Prawie każde ich spotkanie kończyło się rozmową o Teodorze. Zaczynało go to już męczyć. Chwilami zdawało mu się, że tak będzie zawsze, że nic nie zdoła zmienić tej nieznośnej sytuacji. Krystyna nie mogła zdobyć się na to, aby przedsięwziąć jakieś energiczne, zdecydowane kroki, a jemu też nie pozwalała działać. Rosło w niej tylko uczucie bezsilnej nienawiści, które wreszcie przerodziło się w obsesję. Nie mogła nie mówić o Teodorze, nie mogła przestać o nim myśleć.
Wstał i zaczął chodzić po pokoju. Zwykle w takich chwilach pojawiało się pragnienie ucieczki. Zerwać z tym wszystkim, wyjechać, znowu być wolnym, niezależnym człowiekiem, wydobyć się z tej przytłaczającej atmosfery, przestać mówić i myśleć o Teodorze Nechayu.
– Łukaszu…
Spojrzał na nią prawie z niechęcią.
– Słucham cię.
– Chodź tu. Usiądź przy mnie. Przestań już biegać po pokoju. Obawiam się, że jesteś już mną zmęczony, że wszystko między nami niedługo się skończy, musi się skończyć.
Wziął ją za rękę. Poczuł, jak palce jej drżą.
– Posłuchaj. Tak dalej być nie może. Jeżeli nie zdecydujesz się, żeby tę sprawę jakoś rozsądnie i zdecydowanie postawić, to szczerze mówiąc, nie wiem, czy ja długo wytrzymam. Nie gniewaj się, ale to zaczyna przerastać moje siły.

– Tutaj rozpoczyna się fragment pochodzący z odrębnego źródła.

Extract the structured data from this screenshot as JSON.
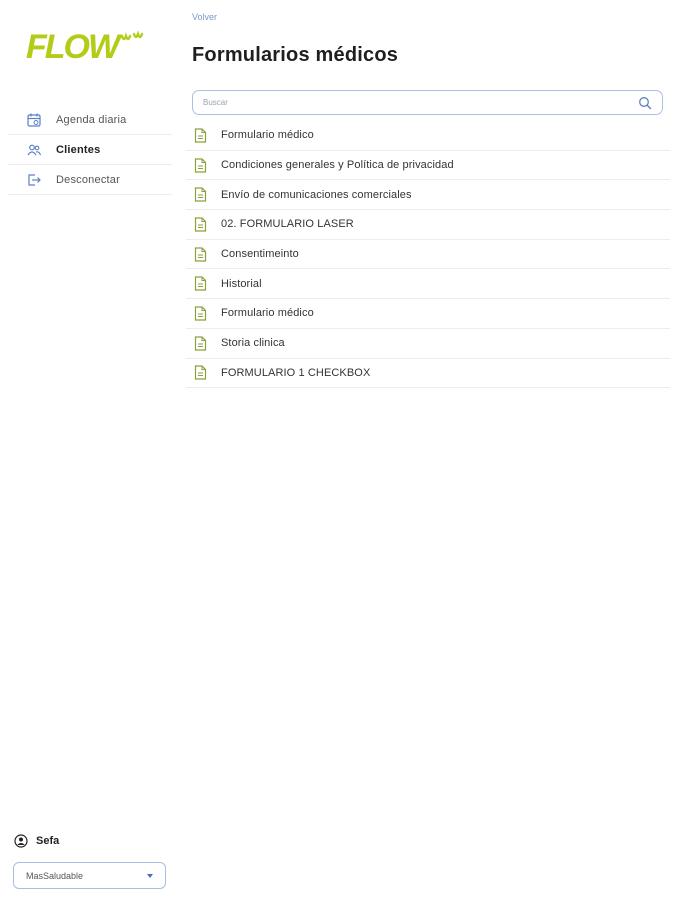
{
  "brand": {
    "logo_text": "FLOW",
    "color": "#b4cc18"
  },
  "sidebar": {
    "items": [
      {
        "label": "Agenda diaria",
        "icon": "calendar-icon"
      },
      {
        "label": "Clientes",
        "icon": "users-icon",
        "active": true
      },
      {
        "label": "Desconectar",
        "icon": "logout-icon"
      }
    ],
    "user": {
      "name": "Sefa",
      "icon": "user-circle-icon"
    },
    "center_select": {
      "value": "MasSaludable"
    }
  },
  "main": {
    "back_label": "Volver",
    "title": "Formularios médicos",
    "search": {
      "placeholder": "Buscar",
      "icon": "search-icon"
    },
    "forms": [
      "Formulario médico",
      "Condiciones generales y Política de privacidad",
      "Envío de comunicaciones comerciales",
      "02. FORMULARIO LASER",
      "Consentimeinto",
      "Historial",
      "Formulario médico",
      "Storia clinica",
      "FORMULARIO 1 CHECKBOX"
    ],
    "form_icon": "document-icon"
  },
  "colors": {
    "accent": "#6b8fd0",
    "icon_green": "#8aa03a",
    "border": "#aac1e6"
  }
}
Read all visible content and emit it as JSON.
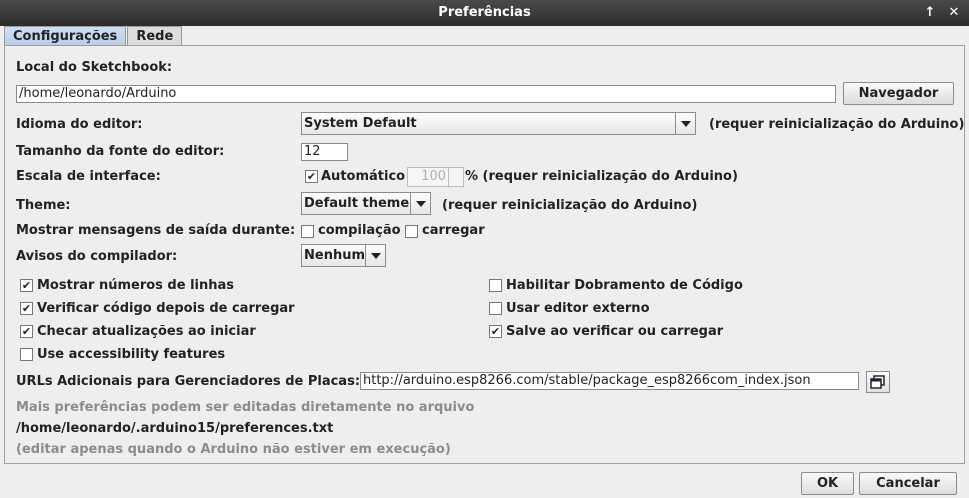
{
  "window": {
    "title": "Preferências",
    "btn_up": "↑",
    "btn_close": "✕"
  },
  "tabs": [
    {
      "label": "Configurações"
    },
    {
      "label": "Rede"
    }
  ],
  "sketchbook": {
    "label": "Local do Sketchbook:",
    "value": "/home/leonardo/Arduino",
    "browse_label": "Navegador"
  },
  "language": {
    "label": "Idioma do editor:",
    "selected": "System Default",
    "note": "(requer reinicialização do Arduino)"
  },
  "font_size": {
    "label": "Tamanho da fonte do editor:",
    "value": "12"
  },
  "scale": {
    "label": "Escala de interface:",
    "auto_label": "Automático",
    "auto_checked": true,
    "value": "100",
    "suffix": "% (requer reinicialização do Arduino)"
  },
  "theme": {
    "label": "Theme:",
    "selected": "Default theme",
    "note": "(requer reinicialização do Arduino)"
  },
  "verbose": {
    "label": "Mostrar mensagens de saída durante:",
    "compile_label": "compilação",
    "upload_label": "carregar"
  },
  "warnings": {
    "label": "Avisos do compilador:",
    "selected": "Nenhum"
  },
  "checkboxes": {
    "line_numbers": {
      "label": "Mostrar números de linhas",
      "checked": true
    },
    "verify_upload": {
      "label": "Verificar código depois de carregar",
      "checked": true
    },
    "check_updates": {
      "label": "Checar atualizações ao iniciar",
      "checked": true
    },
    "accessibility": {
      "label": "Use accessibility features",
      "checked": false
    },
    "code_folding": {
      "label": "Habilitar Dobramento de Código",
      "checked": false
    },
    "external_editor": {
      "label": "Usar editor externo",
      "checked": false
    },
    "save_verify": {
      "label": "Salve ao verificar ou carregar",
      "checked": true
    }
  },
  "boards_url": {
    "label": "URLs Adicionais para Gerenciadores de Placas:",
    "value": "http://arduino.esp8266.com/stable/package_esp8266com_index.json"
  },
  "more_prefs": {
    "text": "Mais preferências podem ser editadas diretamente no arquivo",
    "path": "/home/leonardo/.arduino15/preferences.txt",
    "note": "(editar apenas quando o Arduino não estiver em execução)"
  },
  "footer": {
    "ok_label": "OK",
    "cancel_label": "Cancelar"
  },
  "check_glyph": "✔"
}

Przywarła wargami do jego dłoni.
– Nie mów tak. Błagam cię, nie mów tak. Mam tylko ciebie, tylko ciebie jednego.
– A więc zdecyduj się wreszcie. Musisz z nim pomówić albo pozwól, żebym ja to zrobił. Przeprowadź się do mnie. Wnieś sprawę rozwodową. Trzeba wreszcie skończyć z tym wszystkim. Ostatecznie nie żyjemy w średniowieczu. Nawet jeżeli się uprze i nie będzie chciał dać ci rozwodu, to i tak w końcu dostaniesz rozwód automatycznie. To jest tylko kwestia czasu. Kiedy zamieszkasz u mnie, sytuacja będzie jasna.
– Boję się. On może mnie zabić.
Żachnął się.
– Dajże spokój. Przestań się egzaltować. Majaczą ci się jakieś powieści z minionych stuleci. Kto dzisiaj zabija wiarołomną żonę? Nonsens.
– Ty go nie znasz. Nie wiesz. To straszny człowiek. Po nim wszystkiego można się spodziewać. Ja nie mam tchórzliwego usposobienia. Nigdy nie byłam bojaźliwa. Przeciwnie. Od dziecka byłam bardzo śmiała. Nie bałam się ludzi. Ale Teodora boję się, panicznie się go boję.
Pogładził ją delikatnie po włosach.
– Kochanie, nie denerwuj się. Jeżeli ty nie masz odwagi z nim porozmawiać, to ja to za ciebie załatwię. W takich wypadkach dwaj mężczyźni łatwiej dochodzą do porozumienia.
Usiadła na tapczanie i chwyciła go mocno za obie ręce.
– Nie, nie. Nie wolno ci tego robić. To jeszcze gorzej. Zabiłby ciebie.
Zniecierpliwiony uwolnił się z jej uścisku.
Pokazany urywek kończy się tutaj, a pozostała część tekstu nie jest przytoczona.